Emily Thomson is spot on in her statement that “audiences [are] challenged to test their ideas about the distinction between music and noise.” Although within that Antheil also showed his audiences that the void that is created by lack of melodic flow and instead made into an atonal mess, it filled with pictures that don’t otherwise need to be shown through dance or on a screen. The audience already pictures a fire truck or ambulance when they hear the sirens or can visualize a clock when they hear the tic-tock. He, I would hope, is trying to prove the point that although something may be considered “noise” that it still can be composed in a way to wake the senses and open up a spectrum of visual art.
I would argue with Thomson on one point and that is that one does not necessarily have to be a “perceptive listener” to hear or understand what Antheil is attempting to do with his music. The disturbances in his music, his use of sirens, birds, or other things that are considered “noise” is used as a way to disrupt the listener. Like cleansing the pallet, the listeners take in this disruption and are forced to think about what constitutes music. How exactly can we find musicality in our surroundings, what kind of sounds are music and why was it made that way? In the same why that English literature has its “cannon authors” and that in turn has been questioned over the years, Antheil did the same thing in questioning what exactly can be used as an instrument. It does not take a “perceptive listener” to hear this rebellion.
As it is said in Modernism and Music, “Now in order to paint musical pictures one must admit right at the outset that the only canvas of music can be time. Music does not exist all at once like a painting but it unrolls itself. […] In other words time is our musical canvas” (71). This idea encompasses a more historical outlook on the idea of music. It makes the idea of “noise” in music more logically placed there than the flowing notes of some other instrument. To think of music as time, and as we live that is how we measure out lives, noise surround our lives every day. The things we become accustomed to, ambient noise, is something that Antheil is trying to bring to the forefront of the listeners mind. Make them more aware of the noise they live in.

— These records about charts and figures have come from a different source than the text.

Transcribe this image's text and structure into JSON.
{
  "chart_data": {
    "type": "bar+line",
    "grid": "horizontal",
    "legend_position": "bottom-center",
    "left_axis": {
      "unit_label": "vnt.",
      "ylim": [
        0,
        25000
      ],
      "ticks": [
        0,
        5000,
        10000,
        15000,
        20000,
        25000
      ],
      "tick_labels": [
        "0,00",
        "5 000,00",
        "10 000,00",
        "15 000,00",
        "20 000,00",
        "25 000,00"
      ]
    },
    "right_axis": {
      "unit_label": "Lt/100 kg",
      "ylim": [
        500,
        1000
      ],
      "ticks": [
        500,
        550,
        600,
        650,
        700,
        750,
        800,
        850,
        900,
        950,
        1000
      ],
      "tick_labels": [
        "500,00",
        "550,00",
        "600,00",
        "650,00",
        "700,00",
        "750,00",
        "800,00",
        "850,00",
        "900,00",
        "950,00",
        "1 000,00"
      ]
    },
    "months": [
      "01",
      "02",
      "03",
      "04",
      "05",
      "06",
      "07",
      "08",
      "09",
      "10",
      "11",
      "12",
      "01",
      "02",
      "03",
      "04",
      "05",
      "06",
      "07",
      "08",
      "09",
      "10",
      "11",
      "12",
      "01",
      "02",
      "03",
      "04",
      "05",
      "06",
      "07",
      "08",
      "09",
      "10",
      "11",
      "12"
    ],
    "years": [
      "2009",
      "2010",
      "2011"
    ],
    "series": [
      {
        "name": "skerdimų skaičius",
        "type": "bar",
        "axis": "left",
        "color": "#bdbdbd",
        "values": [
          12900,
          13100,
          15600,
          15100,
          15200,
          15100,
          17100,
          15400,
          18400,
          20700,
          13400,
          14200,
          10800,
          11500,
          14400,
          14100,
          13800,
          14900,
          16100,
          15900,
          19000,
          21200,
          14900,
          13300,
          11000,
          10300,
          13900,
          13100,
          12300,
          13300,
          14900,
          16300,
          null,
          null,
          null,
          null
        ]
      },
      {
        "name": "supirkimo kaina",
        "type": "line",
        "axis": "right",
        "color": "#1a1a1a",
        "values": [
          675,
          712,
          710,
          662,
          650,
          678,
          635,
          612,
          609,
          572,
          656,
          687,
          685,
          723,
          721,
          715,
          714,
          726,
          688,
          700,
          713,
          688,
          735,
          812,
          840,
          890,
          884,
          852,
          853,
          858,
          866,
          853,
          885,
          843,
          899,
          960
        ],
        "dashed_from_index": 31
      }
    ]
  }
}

Finding new sounds through new instruments reminds me of the “spiral” the Antheil mentions. He and other “acousticians and engineers” attempt to be the pinpoint of that spiral that extends out through all their listeners. We see this point proven when Thomsen says, “When they took those tools out of the laboratory and put them to work in a world filled with sound, they, too, challenged listeners to listen in new ways.” It is true, when one introduces new sounds or music into the general public that they then accept of reject it but either way, those words of those new sounds then spread it out wards just like the spiral. This spiral does not consist of just one pinpoint then but multiple little one, much like a connect the dots. These “tools” then are used in new ways to make music, to contradict what people are used to hearing and to challenge the listener, yet again.
Antheil is considered a modernist artist because of the way that he rebelled against the classical form of music. He did much to challenge not only himself but his listener. He also brought forth the idea that his listener could be a modernist too just by accepting this new form of art. Although most felt that conforming to the label of “modernist” would be the opposite of what they wanted to do by initially rebelling against labels, Antheil truly falls under the spell of this movement. And although at times he loses his reader, he does do one thing correctly, he emphasizes that music is not decidedly just one way or another, but can be considered many things at once. It is all dependant on the listener and the composer.